2. The box thin tooth process positioning device of claim 1 wherein, The support plate is provided with two auxiliary blocks, and the top of the auxiliary blocks is provided with an arc-shaped groove. The arc-shaped groove of the auxiliary blocks is coaxial with the arc-shaped groove on the support base.

3. The box lean tooth process positioning device of claim 1 wherein, The hinged support has two guide grooves symmetrically arranged on both sides, and the support frame has two guide rods symmetrically arranged in the middle. The two guide grooves are slidably engaged with the two guide rods respectively.

4. The box lean tooth process positioning device of claim 1 wherein, The support frame is equipped with a spring, and the top end of the spring is fixedly connected to the bottom end of the hinged support.

5. The box lean tooth process positioning device of claim 1 wherein, A guide block is provided on the inner wall of the support frame, and the output rod of the cylinder is slidably inserted into the guide block.

6. The box lean tooth process positioning device of claim 1 wherein, The support plate is provided with a partition cover, which is used to isolate the positioning mechanism from the processing area. The partition cover is provided with two through holes.
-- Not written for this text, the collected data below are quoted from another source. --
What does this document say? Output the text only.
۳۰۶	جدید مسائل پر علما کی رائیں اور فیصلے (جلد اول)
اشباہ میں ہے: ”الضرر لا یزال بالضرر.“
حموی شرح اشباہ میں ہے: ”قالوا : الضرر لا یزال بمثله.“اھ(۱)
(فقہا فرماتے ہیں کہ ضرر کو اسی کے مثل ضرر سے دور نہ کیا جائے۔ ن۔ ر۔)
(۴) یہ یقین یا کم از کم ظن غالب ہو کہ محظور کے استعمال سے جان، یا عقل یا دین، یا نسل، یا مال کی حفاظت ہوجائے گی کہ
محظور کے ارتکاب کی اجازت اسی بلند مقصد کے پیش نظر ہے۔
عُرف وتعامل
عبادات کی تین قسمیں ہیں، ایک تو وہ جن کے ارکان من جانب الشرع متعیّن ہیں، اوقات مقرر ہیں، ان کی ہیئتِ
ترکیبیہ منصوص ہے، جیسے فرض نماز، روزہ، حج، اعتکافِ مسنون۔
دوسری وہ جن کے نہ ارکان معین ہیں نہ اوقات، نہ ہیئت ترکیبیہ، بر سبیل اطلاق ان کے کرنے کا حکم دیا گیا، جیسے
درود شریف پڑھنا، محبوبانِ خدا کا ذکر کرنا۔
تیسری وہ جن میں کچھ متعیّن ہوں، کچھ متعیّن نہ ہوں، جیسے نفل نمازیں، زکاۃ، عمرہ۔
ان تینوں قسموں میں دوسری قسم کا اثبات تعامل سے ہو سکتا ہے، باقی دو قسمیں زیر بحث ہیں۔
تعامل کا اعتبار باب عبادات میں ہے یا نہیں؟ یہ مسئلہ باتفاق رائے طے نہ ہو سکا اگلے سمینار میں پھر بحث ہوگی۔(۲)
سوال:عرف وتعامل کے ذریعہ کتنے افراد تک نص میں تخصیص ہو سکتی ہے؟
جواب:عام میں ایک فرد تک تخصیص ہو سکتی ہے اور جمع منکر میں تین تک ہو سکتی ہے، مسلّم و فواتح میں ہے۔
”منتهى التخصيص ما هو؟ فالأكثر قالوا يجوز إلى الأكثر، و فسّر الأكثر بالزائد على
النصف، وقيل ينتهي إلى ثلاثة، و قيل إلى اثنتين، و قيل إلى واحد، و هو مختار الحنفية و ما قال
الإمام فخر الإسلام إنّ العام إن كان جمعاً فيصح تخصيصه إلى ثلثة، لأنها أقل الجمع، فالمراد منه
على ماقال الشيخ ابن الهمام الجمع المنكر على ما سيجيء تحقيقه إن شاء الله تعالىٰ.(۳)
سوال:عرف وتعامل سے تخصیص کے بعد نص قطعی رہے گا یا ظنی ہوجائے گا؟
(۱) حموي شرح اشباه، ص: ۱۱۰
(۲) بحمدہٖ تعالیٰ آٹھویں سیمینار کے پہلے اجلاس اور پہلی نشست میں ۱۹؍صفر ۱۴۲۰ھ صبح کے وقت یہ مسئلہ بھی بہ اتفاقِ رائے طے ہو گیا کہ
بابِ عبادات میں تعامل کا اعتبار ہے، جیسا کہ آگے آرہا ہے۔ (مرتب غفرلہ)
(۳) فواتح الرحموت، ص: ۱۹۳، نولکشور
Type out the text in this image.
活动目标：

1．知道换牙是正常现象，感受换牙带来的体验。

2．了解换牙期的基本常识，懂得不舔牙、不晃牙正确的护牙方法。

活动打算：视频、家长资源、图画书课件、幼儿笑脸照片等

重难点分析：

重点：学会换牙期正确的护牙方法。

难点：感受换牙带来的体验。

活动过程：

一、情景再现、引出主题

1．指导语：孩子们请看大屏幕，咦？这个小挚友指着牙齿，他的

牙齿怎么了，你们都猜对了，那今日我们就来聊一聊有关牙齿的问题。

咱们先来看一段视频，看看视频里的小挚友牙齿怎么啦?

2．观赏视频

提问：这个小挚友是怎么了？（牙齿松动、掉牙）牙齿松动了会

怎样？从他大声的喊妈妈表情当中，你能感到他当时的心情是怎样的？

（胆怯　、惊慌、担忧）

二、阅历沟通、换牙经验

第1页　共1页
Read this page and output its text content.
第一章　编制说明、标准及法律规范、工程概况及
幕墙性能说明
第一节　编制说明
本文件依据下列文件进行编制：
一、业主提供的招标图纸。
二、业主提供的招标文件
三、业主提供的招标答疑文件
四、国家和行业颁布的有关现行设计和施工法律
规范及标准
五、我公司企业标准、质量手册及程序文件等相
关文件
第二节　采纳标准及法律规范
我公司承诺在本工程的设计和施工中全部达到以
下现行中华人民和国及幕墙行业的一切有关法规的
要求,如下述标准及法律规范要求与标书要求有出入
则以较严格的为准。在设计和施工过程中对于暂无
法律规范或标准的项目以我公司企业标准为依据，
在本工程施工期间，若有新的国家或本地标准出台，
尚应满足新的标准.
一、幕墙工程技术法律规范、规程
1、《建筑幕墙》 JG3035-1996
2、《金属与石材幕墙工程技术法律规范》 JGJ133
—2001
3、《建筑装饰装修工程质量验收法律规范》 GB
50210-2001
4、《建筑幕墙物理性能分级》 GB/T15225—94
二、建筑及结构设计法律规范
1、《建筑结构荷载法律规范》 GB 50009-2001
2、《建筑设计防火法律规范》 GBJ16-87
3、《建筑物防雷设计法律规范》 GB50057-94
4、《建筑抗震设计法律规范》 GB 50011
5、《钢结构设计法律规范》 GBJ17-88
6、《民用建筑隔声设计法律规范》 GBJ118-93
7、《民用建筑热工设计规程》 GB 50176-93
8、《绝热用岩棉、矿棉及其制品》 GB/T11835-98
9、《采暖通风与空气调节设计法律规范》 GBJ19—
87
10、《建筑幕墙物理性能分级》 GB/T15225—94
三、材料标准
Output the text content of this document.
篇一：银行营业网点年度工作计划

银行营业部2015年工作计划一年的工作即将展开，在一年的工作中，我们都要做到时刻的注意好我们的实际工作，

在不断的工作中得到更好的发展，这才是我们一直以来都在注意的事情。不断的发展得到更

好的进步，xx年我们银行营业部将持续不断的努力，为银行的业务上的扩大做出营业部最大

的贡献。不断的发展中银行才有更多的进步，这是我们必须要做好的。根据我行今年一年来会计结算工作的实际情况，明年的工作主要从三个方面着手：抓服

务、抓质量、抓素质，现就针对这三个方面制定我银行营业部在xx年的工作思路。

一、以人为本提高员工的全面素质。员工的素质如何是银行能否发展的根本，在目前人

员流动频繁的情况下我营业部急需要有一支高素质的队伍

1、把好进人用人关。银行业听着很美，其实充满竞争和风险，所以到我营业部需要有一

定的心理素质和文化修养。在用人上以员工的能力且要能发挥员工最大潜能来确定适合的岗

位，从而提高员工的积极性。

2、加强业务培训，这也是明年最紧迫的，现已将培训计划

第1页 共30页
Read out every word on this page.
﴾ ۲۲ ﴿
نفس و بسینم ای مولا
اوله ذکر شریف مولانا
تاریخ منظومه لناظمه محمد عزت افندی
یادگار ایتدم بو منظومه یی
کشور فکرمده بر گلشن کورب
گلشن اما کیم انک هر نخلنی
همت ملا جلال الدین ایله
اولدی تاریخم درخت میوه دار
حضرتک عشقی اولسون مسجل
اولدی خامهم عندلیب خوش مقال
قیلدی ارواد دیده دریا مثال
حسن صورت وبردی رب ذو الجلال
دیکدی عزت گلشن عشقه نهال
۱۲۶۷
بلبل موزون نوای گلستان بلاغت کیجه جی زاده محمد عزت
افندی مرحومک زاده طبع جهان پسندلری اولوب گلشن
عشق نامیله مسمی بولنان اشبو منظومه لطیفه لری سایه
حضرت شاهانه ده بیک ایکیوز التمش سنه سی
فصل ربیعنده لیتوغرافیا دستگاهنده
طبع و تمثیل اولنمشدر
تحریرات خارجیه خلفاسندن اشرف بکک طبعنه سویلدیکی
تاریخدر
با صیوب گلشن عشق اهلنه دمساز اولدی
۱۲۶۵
7. The box lean tooth process positioning device of claim 1 wherein, The bottom end of the support plate is connected to a slag collection hopper, which has two slag inlets, and the two slag inlets correspond to two processing areas.

8. The positioning device for machining thin internal threads as described in claim 1, characterized in that, Protective rubber pads are provided on the arc-shaped grooves of both the support base and the pressure cover.